LOS ANGELES — When it comes to Trevor Bauer, what's important is what the Dodgers aren't talking about.
They aren't talking about his future, which is as good a sign as any they don't see him as a part of theirs.
Less certain is how much the Dodgers still have to pay the alleged modern-day Marquis de Sade. His contract is worth $64 million over the next two years.
The Dodgers don't know when they will learn how Bauer will impact their budget. The amount they owe Bauer can be reduced if he is suspended without pay by Major League Baseball, which might not discipline the knucklehead pitcher until the Los Angeles Country district attorney's office decides whether to file criminal charges related to sexual assault accusations made against him by a woman.
The unresolved situation with Bauer further complicates what was already expected to be the team's most arduous offseason since Andrew Friedman traded former franchise cornerstone Matt Kemp in his first winter as the president of baseball operations.
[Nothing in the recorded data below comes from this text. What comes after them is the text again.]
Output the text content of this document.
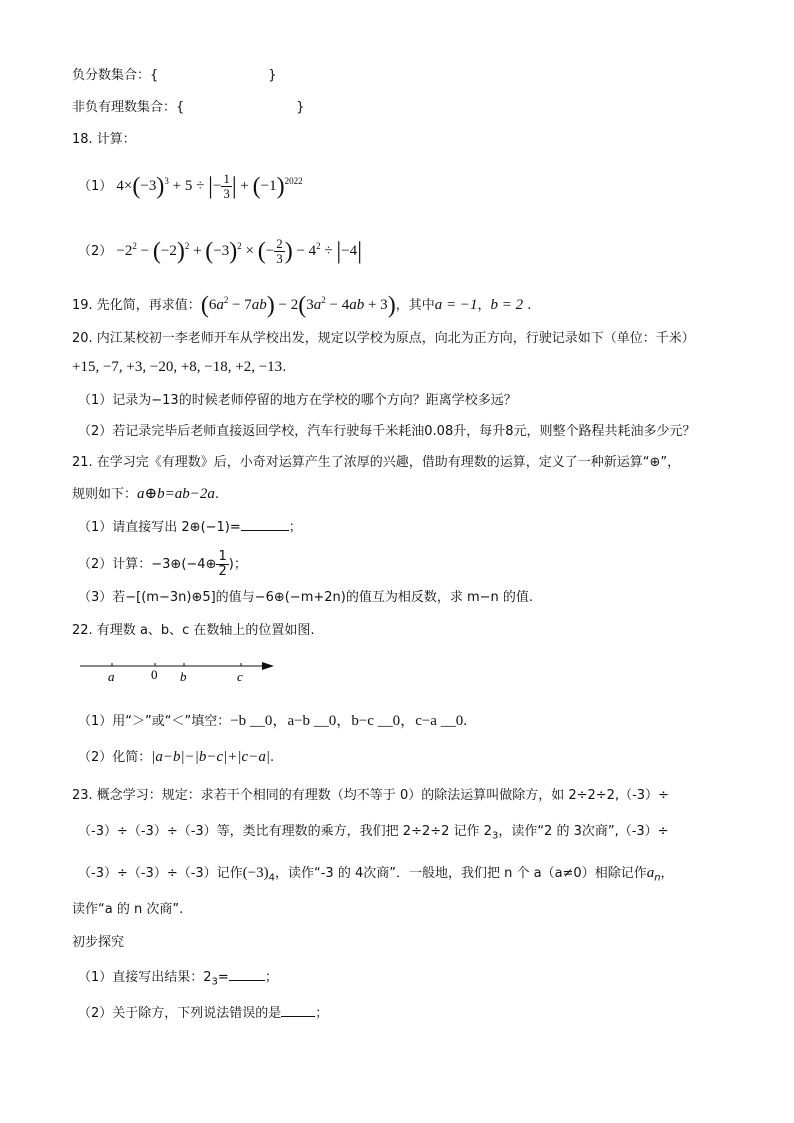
负分数集合：{	}
非负有理数集合：{	}
18. 计算：
（1） $4\times(-3)^3 + 5$ ÷ |− $\frac{1}{3}$ | + $(-1)^{2022}$
$(2) -2^2 - (-2)^2 + (-3)^2$ × (− $\frac{2}{3}$ ) − $4^2 \div |-4|$
19. 先化简，再求值：$(6a^2 - 7ab) - 2(3a^2 - 4ab + 3)$，其中a = −1，b = 2 .
20. 内江某校初一李老师开车从学校出发，规定以学校为原点，向北为正方向，行驶记录如下（单位：千米）
+15, −7, +3, −20, +8, −18, +2, −13.
（1）记录为−13的时候老师停留的地方在学校的哪个方向？距离学校多远？
（2）若记录完毕后老师直接返回学校，汽车行驶每千米耗油0.08升，每升8元，则整个路程共耗油多少元？
21. 在学习完《有理数》后，小奇对运算产生了浓厚的兴趣，借助有理数的运算，定义了一种新运算“⊕”，
规则如下：a⊕b=ab−2a.
（1）请直接写出 2⊕(−1)=	；
（2）计算：−3⊕(−4⊕ $\frac{1}{2}$ )；
（3）若−[(m−3n)⊕5]的值与−6⊕(−m+2n)的值互为相反数，求 m−n 的值.
22. 有理数 a、b、c 在数轴上的位置如图.
a	0 b	c
（1）用“＞”或“＜”填空：−b __0，a−b __0，b−c __0，c−a __0.
（2）化简：|a−b|−|b−c|+|c−a|.
23. 概念学习：规定：求若干个相同的有理数（均不等于 0）的除法运算叫做除方，如 2÷2÷2,（-3）÷
（-3）÷（-3）÷（-3）等，类比有理数的乘方，我们把 2÷2÷2 记作 $2_3$，读作“2 的 3次商”,（-3）÷
（-3）÷（-3）÷（-3）记作$(-3)_4$，读作“-3 的 4次商”．一般地，我们把 n 个 a（a≠0）相除记作$a_n$，
读作“a 的 n 次商”.
初步探究
（1）直接写出结果：$2_3=$	；
（2）关于除方，下列说法错误的是	；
"The offseason is challenging in a lot of ways, in that the timing element of it is tricky to navigate," Friedman said last week at baseball's general managers' meetings in Carlsbad.
Friedman was describing offseasons in general.
The timing element of this particular offseason will be trickier than usual, and not only because of Bauer's uncertain effect on the payroll.
Baseball's collective bargaining agreement expires on Dec. 1 at 8:59 p.m. Pacific time. Unless the league and players' union can reach a new deal by then, there will be a labor stoppage, which will temporarily freeze the free-agent and trade markets.
That's not ideal for the Dodgers, who could be forced to turn over a significant portion of their active roster.